The next day, I woke up and decided I couldn’t spend another fucking day staring at those walls in that big ass house. I was at Tipsy Tap Tavern, some hole in the wall bar, about five minutes from my house. Yep, in the suburbs. I had never been inside but by the name, the area, and the big bellied white man passed out front on an old, rustic bench, I was about ninety-nine, point nine percent sure that the men that frequented this place would be alcoholics and the least bit concerned about approaching my black ass. That was exactly what I was going for when I got dressed earlier. Nothing about me said I was looking for a man. I had on a charcoal grey oversized pull over hoodie, black leggings, and combat boots, no makeup and my natural hair was pulled up into a bun.
When I walked into the bar, I wasn’t surprised to see that there was a serious melanin deficiency. The aesthetic was just what I would expect from a bar with a drunk passed out on the bench outside of it: dim, gloomy, and rustic. Budweiser, Harley Davidson, and old school Sports Illustrated posters lined the dark wood paneled walls.

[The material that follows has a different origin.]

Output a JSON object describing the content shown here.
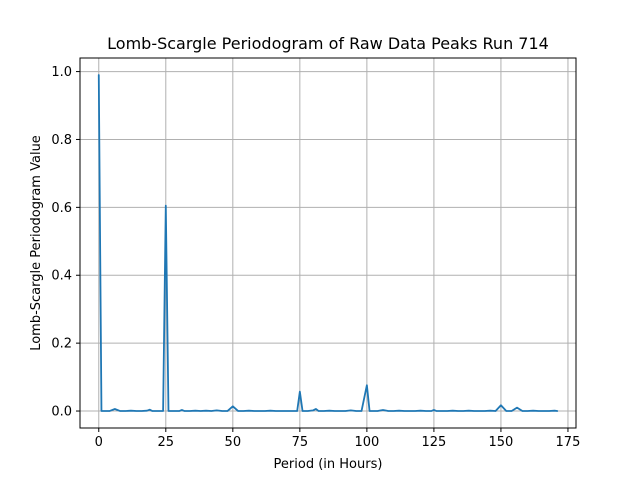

I peeled my jacket off and sat it on the barstool before sitting on the stool beside it. Propping my elbow on the bar, I rested my chin on the back of my knuckles to take in the scenery. The first thing I did was look for me. We all did it when we walked into predominately white spaces. Look for one of us. Black folk. Family. There were only three of us and one was the bartender. The woman, she was three stools down.
We made eye contact and she smiled at me. “Hey,” she sang, the way we do when we’re surprised to see one of us.
“Hey,” I greeted with a smile of my own. Then she went back to scrolling on her phone, and I went back to looking around.
Right after, the bartender—the fine ass bartender might I add—looked up from the customer he was serving and gave me a bright smile and a head nod. I smiled and threw my hand up with a wave. Like before, he went back to working, and my ass went right back to being nosey.
It was a little busy. I could tell that most of the people dropped in right after work. Loose ties dangled from the necks of a group of laughing men at a table, surrounded by a plethora of beer mugs. The blonde waitress serving them wore that uncomfortable smile. You know. The one women wear when we’re in comfortable situations we can’t get out of because of sacrifice and responsibility. It was confirmed when she walked away with an eyeroll only I caught.
“Wassup, mama? What can I get you?” The bartender greeted with a chipped tooth smile, leaning over on the bar top.
Well, I’d be damn. He looked better up-close. Of course he did. The sandy brown locs were a dead giveaway. And he had the nerve to have them up in a bun. The locs, and the tattoos covering both his arms told me I needed to find another bar to go to. I was here to get drunk and go home. Not get drunk, fuck the fine ass bartender in the restroom, and then go home.
But then I remembered.
She didn’t work for anybody but him.